First specifying the features with the lowest order and then adding more and more features will narrow the intervals described by the tangle.

Note that for most statements there exists a feature with relatively low order as well as a feature with relatively high order. Thus, when searching for tangles, the statements will get added in a “mixed” manner, narrowing the ten intervals roughly uniformly.

6.3 Interval tangles#

Now, let’s search for tangles and have a look at the tangle matrix.

agreement = 1500
tangles = SurveyTangles.search(survey_N, agreement, order=order_function)
tangle_matrix = tangles.tangle_matrix(False, False, False)
plot_tangle_matrix(tangle_matrix, 
                   f'{tangle_matrix.shape[0]} Tangles ({np.sum(np.sum(np.abs(tangle_matrix), axis=1)==len(tangles.feature_system))} complete) for agreement {agreement}',
                   [''.join(map(str, m[0].info)) for m in tangles.ordered_metadata()],
                   ax = plt.subplots(figsize=(9,4))[1]);
../_images/7e86b789311d2d05f7df1c6df4450a170bf9b1acf76a607f4be6516c720de378.png

We will not have a closer look the first eight tangles, as they are to unspecific and will not yield interesting intervals. Let’s visualise the intervals of the remaining tangles.

from src.rating_interval_util import plot_typical_answers

plot_typical_answers(tangles.typical_answers(insert_labels=False).iloc[8:], agreement, survey_N.data.columns)
../_images/ba34a04fa55bc91e5143db9e124095961c45bdf11995713e2b4bbc95bcc1fb16.png

Each entry in the plot shows an interval, e.g. N1 in tangle 0 depicts \([4,5]\).

When interpreting the results, keep in mind that the rating scale of the negatively keyed statements N2 and N4 is reversed. Here is a look-up table for the N statements:

N1

N2

N3

N4

N5

N6

N7

N8

N9

N10

I get stressed out easily.

I am relaxed most of the time.

I worry about things.

I seldom feel blue.

I am easily disturbed.

I get upset easily.

I change my mood a lot.

I have frequent mood swings.

I get irritated easily.

I often feel blue.

We can recognize three groups of tangles:

  1. Tangles 5, 6: These tangles don’t consist of intervals, but of a single value for each statement. Interestingly, moderate ratings are the most common way to rate the N statements.

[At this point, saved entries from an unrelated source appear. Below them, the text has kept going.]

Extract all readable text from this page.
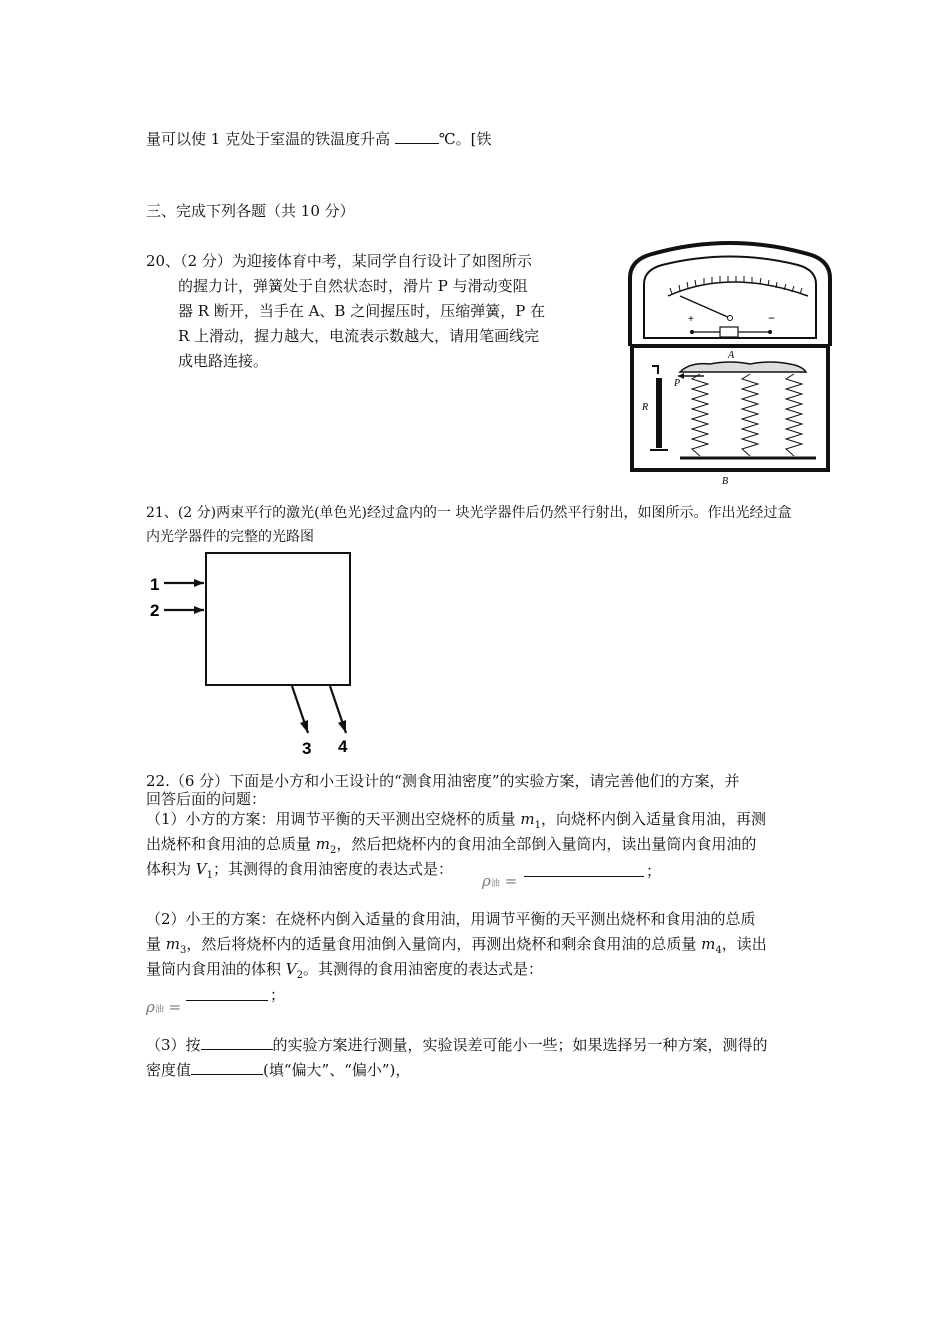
量可以使 1 克处于室温的铁温度升高	℃。[铁
三、完成下列各题（共 10 分）
20、（2 分）为迎接体育中考，某同学自行设计了如图所示
的握力计，弹簧处于自然状态时，滑片 P 与滑动变阻
器 R 断开，当手在 A、B 之间握压时，压缩弹簧，P 在
R 上滑动，握力越大，电流表示数越大，请用笔画线完
成电路连接。
+	−
A
P
R
B
21、(2 分)两束平行的激光(单色光)经过盒内的一 块光学器件后仍然平行射出，如图所示。作出光经过盒
内光学器件的完整的光路图
1
2
3 4
22.（6 分）下面是小方和小王设计的“测食用油密度”的实验方案，请完善他们的方案，并
回答后面的问题：
（1）小方的方案：用调节平衡的天平测出空烧杯的质量 $m_1$，向烧杯内倒入适量食用油，再测
出烧杯和食用油的总质量 $m_2$，然后把烧杯内的食用油全部倒入量筒内，读出量筒内食用油的
体积为 $V_1$；其测得的食用油密度的表达式是：
ρ油 =
；
（2）小王的方案：在烧杯内倒入适量的食用油，用调节平衡的天平测出烧杯和食用油的总质
量 $m_3$，然后将烧杯内的适量食用油倒入量筒内，再测出烧杯和剩余食用油的总质量 $m_4$，读出
量筒内食用油的体积 $V_2$。其测得的食用油密度的表达式是：
ρ油 =
；
（3）按	的实验方案进行测量，实验误差可能小一些；如果选择另一种方案，测得的
密度值	(填“偏大”、“偏小”)，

  2. Tangles 2, 3: We see two typical types of participants that don’t have a neurotic tendency.

    • Tangle 2 is straightforward. All statements get a low rating.

    • Tangle 3 represents participants that don’t have typical neurotic character traits, but feel blue from time to time.

  3. Tangles 0, 1, 4: We see the two most typical ways of how participants with a neurotic tendency rate the statements.

    • Tangle 4 is straightforward.

    • Tangle 1 represents participants that are neurotic, but don’t necessarily worry to much about things.

    • Tangle 0 is similar, but additionally this facet captures participants that feel blue less often than most participants with a neurotic tendency.

Note a strange detail concerning tangle 0: While ¬N4 has a low to medium rating, N10, which can be see as an equivalent of ¬N4, has a medium to high rating. It may be interesting to investigate further into the relation of ¬N4 and N10 ratings!

Finally, two notes on this result:

  • The choice of feature order has a great influence on the results. Playing around with different feature orders is a nice way to get a feeling for the data and to better understand the tangle search process.

  • Moreover, to get a valuable interpretation we choose a specific viewpoint on our data, namely, we only have a look at the N statements. Our experiments showed that if we instead look at the statements of one of the other four factors, the interval tangles may not reveal as much structural information as they do for N. The same holds if we consider all 50 statements at once: Firstly, interpretation is difficult because the large number of intervals can be overwhelming, and secondly, the vast majority of the found interval tangles differs just slightly, which makes most tangles uninteresting.

We encourage the user to play around with the setup of the tangle search to find other fruitful viewpoints on the data.